Não há dúvidas: Luiz Henrique Mandetta é o presidente em
exercício do Brasil. É ele quem tem a incumbência de articular medidas de controle
da disseminação do coronavírus. E carrega o fardo de não deixar o país cair no
abismo de gráficos desastrosos.
Como político, tem um passado questionável, ligado a forças e
interesses conservadores. Mas, como Ministro da Saúde, é inegável seu empenho
24 horas por dia em pensar e oferecer as melhores soluções possíveis e viáveis
diante de um quadro ao mesmo tempo incerto e assustador. Muito mais preocupado
em elucidar questões técnicas do que cair em emaranhados discursivos políticos,
o ministro apresenta equações em sintonia com as orientações da Organização
Mundial da Saúde e todos os governantes do mundo inteiro que adotaram essa
linha de conduta.

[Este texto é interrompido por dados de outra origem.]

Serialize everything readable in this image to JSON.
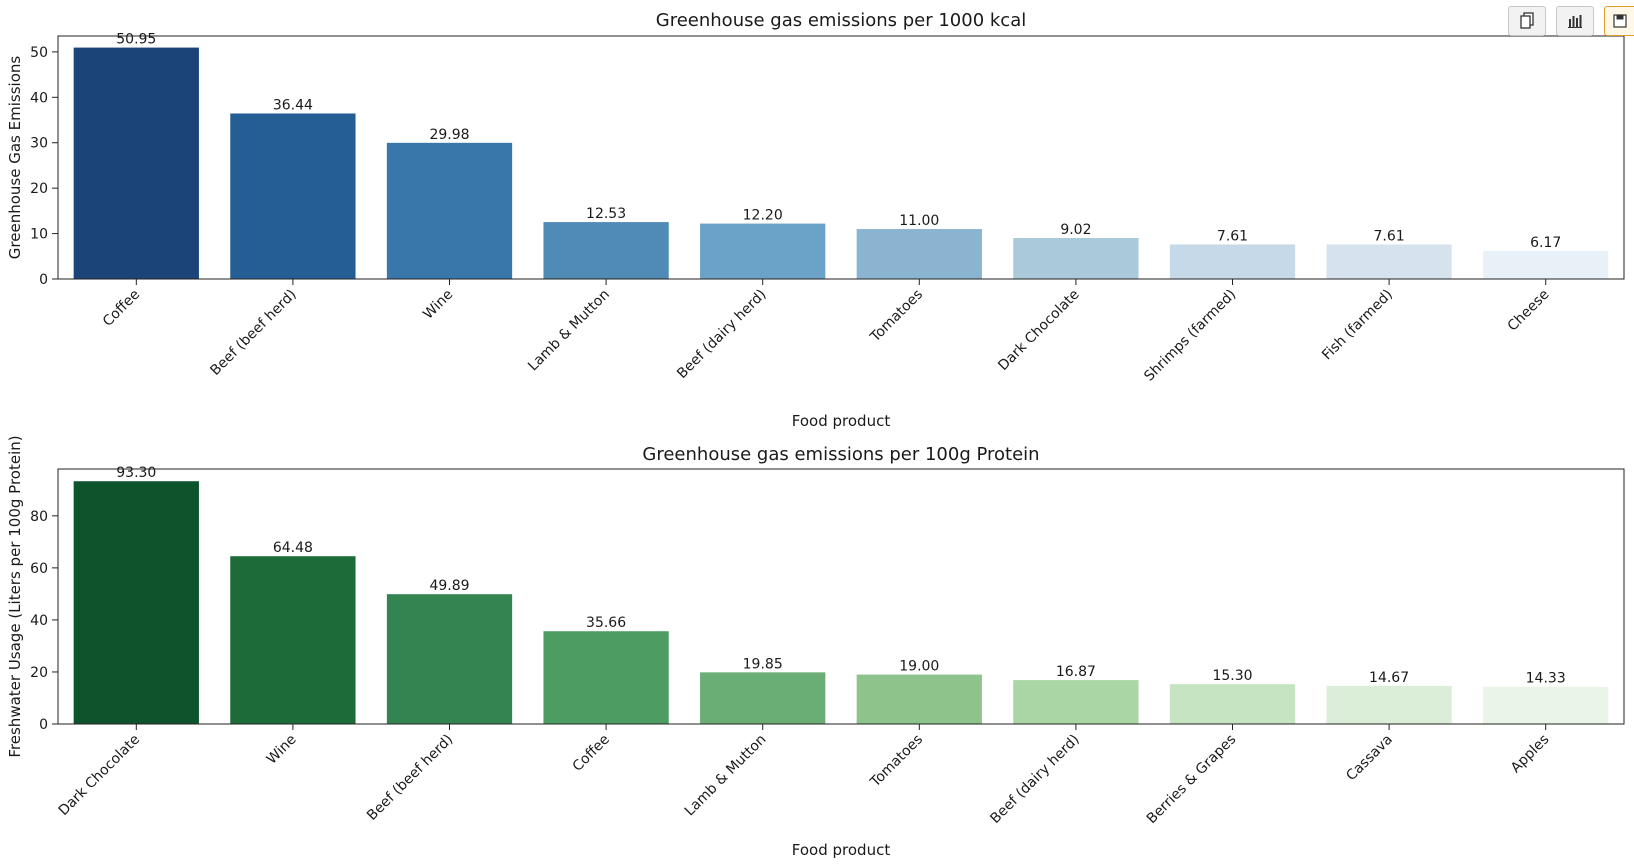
{
  "toolbar": {
    "buttons": [
      {
        "icon": "copy-icon"
      },
      {
        "icon": "bar-chart-icon"
      },
      {
        "icon": "save-icon"
      }
    ]
  },
  "chart_data": [
    {
      "type": "bar",
      "title": "Greenhouse gas emissions per 1000 kcal",
      "xlabel": "Food product",
      "ylabel": "Greenhouse Gas Emissions",
      "ylim": [
        0,
        53.5
      ],
      "yticks": [
        0,
        10,
        20,
        30,
        40,
        50
      ],
      "categories": [
        "Coffee",
        "Beef (beef herd)",
        "Wine",
        "Lamb & Mutton",
        "Beef (dairy herd)",
        "Tomatoes",
        "Dark Chocolate",
        "Shrimps (farmed)",
        "Fish (farmed)",
        "Cheese"
      ],
      "values": [
        50.95,
        36.44,
        29.98,
        12.53,
        12.2,
        11.0,
        9.02,
        7.61,
        7.61,
        6.17
      ],
      "value_labels": [
        "50.95",
        "36.44",
        "29.98",
        "12.53",
        "12.20",
        "11.00",
        "9.02",
        "7.61",
        "7.61",
        "6.17"
      ],
      "colors": [
        "#1b4479",
        "#255e94",
        "#3976aa",
        "#508bb6",
        "#6ba2c7",
        "#8ab4cf",
        "#aac9da",
        "#c6d9e8",
        "#d6e3ef",
        "#e9f1f8"
      ],
      "grid": false,
      "legend": "none"
    },
    {
      "type": "bar",
      "title": "Greenhouse gas emissions per 100g Protein",
      "xlabel": "Food product",
      "ylabel": "Freshwater Usage (Liters per 100g Protein)",
      "ylim": [
        0,
        98
      ],
      "yticks": [
        0,
        20,
        40,
        60,
        80
      ],
      "categories": [
        "Dark Chocolate",
        "Wine",
        "Beef (beef herd)",
        "Coffee",
        "Lamb & Mutton",
        "Tomatoes",
        "Beef (dairy herd)",
        "Berries & Grapes",
        "Cassava",
        "Apples"
      ],
      "values": [
        93.3,
        64.48,
        49.89,
        35.66,
        19.85,
        19.0,
        16.87,
        15.3,
        14.67,
        14.33
      ],
      "value_labels": [
        "93.30",
        "64.48",
        "49.89",
        "35.66",
        "19.85",
        "19.00",
        "16.87",
        "15.30",
        "14.67",
        "14.33"
      ],
      "colors": [
        "#0d532b",
        "#1c6b38",
        "#338450",
        "#4d9d63",
        "#6aae76",
        "#8ec48c",
        "#aad6a6",
        "#c6e3c2",
        "#dbeed7",
        "#eaf5e7"
      ],
      "grid": false,
      "legend": "none"
    }
  ]
}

As barreiras e dificuldades são imensas. Desde a
implementação de leitos em hospitais públicos em tempo recorde, até a liberação
de verbas trilhardárias para multiplicar a estrutura do sistema de saúde no
Brasil, coisa inimaginável de ser concretizada em épocas mais brandas. Seu maior
empecilho, porém, é de outra ordem: Jair Bolsonaro.
É notório que existe uma queda de braço entre o ministro e o
presidente. O primeiro ganhou os holofotes da mídia por sua competência em
trazer informações à população em tempos de ponto de interrogação na cabeça. Já
o segundo parece continuar em campanha eleitoral. Sai às ruas, cumprimenta e
abraça comerciantes, contrariando as recomendações mundiais e colocando à prova
sua tão propalada onipotência. Como se nada tivesse acontecido. A pandemia é um
exagero da mídia, e Bolsonaro coloca-se despido de qualquer medida protetiva
para mostrar, com seu heroísmo deslumbrado, que meros perdigotos não serão
capazes de matar o corpo de atleta de um capitão que sobreviveu a uma facada.
O problema, entretanto, é que Mandetta está em linha com os
governadores, com o Congresso, com qualquer tipo de autoridade com o mínimo de
zelo e inteligência. Já Bolsonaro continua se amparando num texto de Trump que
só passou em sua cabeça. E, com isso, isolou-se no poder. Bolsonarto tornou-se
um tirano de si mesmo. E, enciumado com as repercussões, braveja recriminar
seus súditos que pensam o contrário.
Após o pronunciamento pra lá de absurdo do presidente em
cadeia nacional, na semana passada, ficou claro que as linhas de governo não se
conversam. Mandetta, ao invés de manter a rigidez de sua postura ética para que
a sociedade como um todo tome as providências drásticas e amargas necessárias,
pegou bem mais leve. Em coletiva de imprensa, afirmou que a quarentena foi
precipitada. Defendeu, sem defender, o isolamento vertical (aplicado somente a
idosos, pessoas dos grupos de risco ou pessoas que apresentem algum sintoma da
famigerada gripezinha). Tanto é que, nas redes sociais, foi apelidado de
ministro-sabonete. Nessa época em que o sabão, o detergente e o álcool gel são
artigos de luxo e de extrema necessidade, tal alcunha viria a cair bem. Não foi
o caso. Passou-se a impressão de que o ministro falou conforme as conveniências
e aderências das circunstâncias.
Mandetta se vê numa sinuca de bico. Se seguir as orientações
médicas do planeta inteiro, vai bater de frente com Bolsonaro. Se fizer o
contrário, vai de fato levar a saúde pública do país a uma irremediável
situação de colapso. Então, o pulso-firme começa a desenhar um posicionamento
meio de carta-coringa. Ele não pode ser o pivô de uma desestabilização do
governo. Mas também não pode ceder aos ímpetos lunáticos desse déspota
imbecilizado que nos preside. Um trunfo ele tem. Se demitido, o Brasil não
possui um nome à altura para ocupar o cargo. Médicos competentes é o que não
falta. Dr. Drauzio Varella seria um deles. Mas o Brasil fragmentado de hoje
precisaria muito mais do que um doutor nas ciências. É necessário ter a
virulência que o cargo exige num momento crítico como este e ao mesmo tempo
fingir subserviência ao fascista desvairado pra não corroer o Estado de vez.
Por enquanto, essas sabonetadas têm dado certo. Bolsonaro se vê num compulsório
confinamento político, enquanto Mandetta e sua trupe de apoiadores atuam de
forma a parecer que vivemos um parlamentarismo brando e temporário. Resta saber
qual será o prazo de validade deste medicamento paliativo.